Immer neue Skandale werden über Borissow bekannt, die, wie das Onlinemagazin «Politico» schreibt, «nur den Ärger weiter schüren, dass eine oktopusartige Elite sich wie eine Verbrecherbande benommen und ihre Macht mithilfe von Sicherheitsdiensten, Medien und Justiz zementiert hat». So sollen Dutzende Oppositionspolitiker monatelang abgehört worden sein. Immerhin könne man diese Dinge jetzt nicht mehr so leicht unter den Teppich kehren, zitiert «Politico» den Osteuropaexperten und Fellow am Atlantic Council, Dimitar Betschew. «Denn die Übergangsregierung thematisiert all das auch.»

Ein politisierender Komiker

Umfragen zufolge könnte bei den Wahlen am 11. Juli der Mann besonders gut abschneiden, der hinter Borissows Gerb-Partei im April überraschend am zweitbesten abgeschnitten hat: der Komiker und Sänger Slawi Trifonow. Seine Partei mit dem kuriosen Namen «Es gibt so ein Volk» liegt jetzt praktisch gleichauf mit Gerb, die kleineren, linksliberalen Oppositionsparteien schwanken zwischen 5 und 15 Prozent.

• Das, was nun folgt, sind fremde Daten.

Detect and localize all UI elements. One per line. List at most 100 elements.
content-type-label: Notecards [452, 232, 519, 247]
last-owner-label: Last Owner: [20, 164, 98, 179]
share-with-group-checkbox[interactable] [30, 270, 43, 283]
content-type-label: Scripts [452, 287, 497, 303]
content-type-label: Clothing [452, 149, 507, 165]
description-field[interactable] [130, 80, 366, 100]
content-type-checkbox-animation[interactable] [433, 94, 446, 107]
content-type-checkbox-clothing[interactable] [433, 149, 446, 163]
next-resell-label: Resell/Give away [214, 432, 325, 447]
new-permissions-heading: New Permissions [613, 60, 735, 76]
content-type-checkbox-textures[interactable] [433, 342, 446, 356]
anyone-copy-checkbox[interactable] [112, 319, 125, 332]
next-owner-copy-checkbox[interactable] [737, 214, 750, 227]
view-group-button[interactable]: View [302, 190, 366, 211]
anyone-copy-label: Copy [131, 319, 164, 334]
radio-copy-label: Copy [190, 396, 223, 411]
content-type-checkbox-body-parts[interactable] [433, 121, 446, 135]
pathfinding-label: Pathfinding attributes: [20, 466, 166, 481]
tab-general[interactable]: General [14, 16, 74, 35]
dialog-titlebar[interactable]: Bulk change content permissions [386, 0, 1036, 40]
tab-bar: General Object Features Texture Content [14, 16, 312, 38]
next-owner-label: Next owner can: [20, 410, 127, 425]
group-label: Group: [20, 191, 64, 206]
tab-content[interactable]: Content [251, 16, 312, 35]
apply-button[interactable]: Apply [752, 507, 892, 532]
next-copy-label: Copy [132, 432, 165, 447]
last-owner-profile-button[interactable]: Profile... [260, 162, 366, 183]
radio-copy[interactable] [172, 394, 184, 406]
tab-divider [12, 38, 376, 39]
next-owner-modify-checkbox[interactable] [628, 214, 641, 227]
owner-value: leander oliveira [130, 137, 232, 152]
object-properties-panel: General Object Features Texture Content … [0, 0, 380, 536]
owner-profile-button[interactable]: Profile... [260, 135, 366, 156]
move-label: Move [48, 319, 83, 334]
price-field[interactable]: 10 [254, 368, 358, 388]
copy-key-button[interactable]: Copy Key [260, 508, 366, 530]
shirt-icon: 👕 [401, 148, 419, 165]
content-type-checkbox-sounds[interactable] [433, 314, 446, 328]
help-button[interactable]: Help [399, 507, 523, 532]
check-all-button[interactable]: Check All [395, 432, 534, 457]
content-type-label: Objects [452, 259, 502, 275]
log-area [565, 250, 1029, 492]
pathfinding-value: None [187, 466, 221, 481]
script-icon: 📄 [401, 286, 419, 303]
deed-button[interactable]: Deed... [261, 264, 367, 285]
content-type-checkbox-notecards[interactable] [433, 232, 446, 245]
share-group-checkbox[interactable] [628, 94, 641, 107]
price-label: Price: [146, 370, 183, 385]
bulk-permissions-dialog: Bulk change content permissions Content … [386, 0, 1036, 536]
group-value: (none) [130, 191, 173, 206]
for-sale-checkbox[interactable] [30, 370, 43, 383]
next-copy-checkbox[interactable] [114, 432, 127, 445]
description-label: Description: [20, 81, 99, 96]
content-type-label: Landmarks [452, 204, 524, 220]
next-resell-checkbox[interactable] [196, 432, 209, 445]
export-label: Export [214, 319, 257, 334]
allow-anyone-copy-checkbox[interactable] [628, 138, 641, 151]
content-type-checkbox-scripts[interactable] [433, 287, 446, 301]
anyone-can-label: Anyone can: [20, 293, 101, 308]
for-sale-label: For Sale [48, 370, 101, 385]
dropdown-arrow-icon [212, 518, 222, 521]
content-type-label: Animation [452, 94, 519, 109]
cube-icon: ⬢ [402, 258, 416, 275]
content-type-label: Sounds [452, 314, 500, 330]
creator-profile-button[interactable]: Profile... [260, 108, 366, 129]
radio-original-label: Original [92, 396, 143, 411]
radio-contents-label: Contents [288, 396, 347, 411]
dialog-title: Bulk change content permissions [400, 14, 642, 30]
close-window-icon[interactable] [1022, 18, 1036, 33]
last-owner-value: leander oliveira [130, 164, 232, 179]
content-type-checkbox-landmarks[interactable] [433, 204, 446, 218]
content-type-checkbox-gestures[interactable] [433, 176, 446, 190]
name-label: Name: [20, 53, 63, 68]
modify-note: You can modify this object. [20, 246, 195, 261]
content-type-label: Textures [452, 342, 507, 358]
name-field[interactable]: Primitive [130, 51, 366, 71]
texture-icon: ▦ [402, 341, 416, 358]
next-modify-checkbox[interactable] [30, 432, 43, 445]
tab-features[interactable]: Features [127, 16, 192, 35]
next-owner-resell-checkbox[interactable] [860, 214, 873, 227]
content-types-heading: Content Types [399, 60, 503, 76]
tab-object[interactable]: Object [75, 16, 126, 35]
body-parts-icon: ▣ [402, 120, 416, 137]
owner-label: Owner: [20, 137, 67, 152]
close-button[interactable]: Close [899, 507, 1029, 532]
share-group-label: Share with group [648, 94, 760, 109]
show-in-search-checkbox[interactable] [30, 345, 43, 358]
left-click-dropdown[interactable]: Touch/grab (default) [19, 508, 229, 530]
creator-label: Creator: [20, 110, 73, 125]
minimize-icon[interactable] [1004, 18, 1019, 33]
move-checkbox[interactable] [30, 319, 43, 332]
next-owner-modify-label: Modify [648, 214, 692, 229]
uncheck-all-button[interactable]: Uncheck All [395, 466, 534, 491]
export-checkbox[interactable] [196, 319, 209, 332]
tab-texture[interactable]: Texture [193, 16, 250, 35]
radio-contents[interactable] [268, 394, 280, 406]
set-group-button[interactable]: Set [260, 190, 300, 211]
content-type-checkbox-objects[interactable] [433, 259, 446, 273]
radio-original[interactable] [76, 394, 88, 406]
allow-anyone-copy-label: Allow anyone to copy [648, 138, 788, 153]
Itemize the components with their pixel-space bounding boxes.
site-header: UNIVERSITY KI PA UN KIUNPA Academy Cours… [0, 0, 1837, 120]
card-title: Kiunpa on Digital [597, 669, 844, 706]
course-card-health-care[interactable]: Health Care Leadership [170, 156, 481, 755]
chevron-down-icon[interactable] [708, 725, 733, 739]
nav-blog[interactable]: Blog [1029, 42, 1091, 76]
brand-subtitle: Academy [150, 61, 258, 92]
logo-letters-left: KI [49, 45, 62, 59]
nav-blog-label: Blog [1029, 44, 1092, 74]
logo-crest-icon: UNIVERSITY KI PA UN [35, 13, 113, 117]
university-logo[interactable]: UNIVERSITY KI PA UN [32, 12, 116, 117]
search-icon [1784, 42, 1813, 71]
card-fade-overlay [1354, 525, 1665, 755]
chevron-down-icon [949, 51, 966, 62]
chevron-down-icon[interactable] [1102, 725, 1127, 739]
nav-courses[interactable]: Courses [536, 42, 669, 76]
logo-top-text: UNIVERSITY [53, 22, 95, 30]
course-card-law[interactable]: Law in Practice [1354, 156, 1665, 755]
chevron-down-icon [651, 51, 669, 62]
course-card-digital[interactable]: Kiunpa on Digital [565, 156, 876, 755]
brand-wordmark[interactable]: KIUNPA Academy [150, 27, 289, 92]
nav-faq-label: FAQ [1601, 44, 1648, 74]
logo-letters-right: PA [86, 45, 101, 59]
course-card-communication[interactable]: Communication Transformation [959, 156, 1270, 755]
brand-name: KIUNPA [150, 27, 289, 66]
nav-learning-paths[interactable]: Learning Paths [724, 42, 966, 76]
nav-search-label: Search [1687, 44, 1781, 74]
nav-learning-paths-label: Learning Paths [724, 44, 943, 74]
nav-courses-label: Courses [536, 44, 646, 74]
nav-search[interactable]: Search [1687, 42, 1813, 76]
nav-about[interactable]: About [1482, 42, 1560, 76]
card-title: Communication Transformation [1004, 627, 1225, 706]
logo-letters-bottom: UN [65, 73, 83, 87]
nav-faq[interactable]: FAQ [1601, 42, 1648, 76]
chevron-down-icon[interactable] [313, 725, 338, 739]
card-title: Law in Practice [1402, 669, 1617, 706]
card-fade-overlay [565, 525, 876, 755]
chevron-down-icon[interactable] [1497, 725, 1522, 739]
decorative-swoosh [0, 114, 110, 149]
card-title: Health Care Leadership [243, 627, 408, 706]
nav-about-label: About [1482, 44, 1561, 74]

Trifonow hat kaum Wahlkampf gemacht und angekündigt, er selbst wolle in der Politik nach der Wahl keine grosse Rolle spielen. Aber er ist prominent und bezeichnet sich als Mann des Wandels. Alexandra Dimitrewa mag weder seinen «kitschigen Folk-Pop» noch seinen Wahlkampf, in dem ihr klare Aussagen fehlen. Sie wird eine der neuen, kleinen Oppositionsparteien wählen, wie ihre Eltern auch. Ihre grösste Angst dieses Mal: «Es sind Sommerferien. Viele meiner Freunde sind am Meer. Hoffentlich trägt der Wind des Wechsels die Aufbruchstimmung bis dorthin.»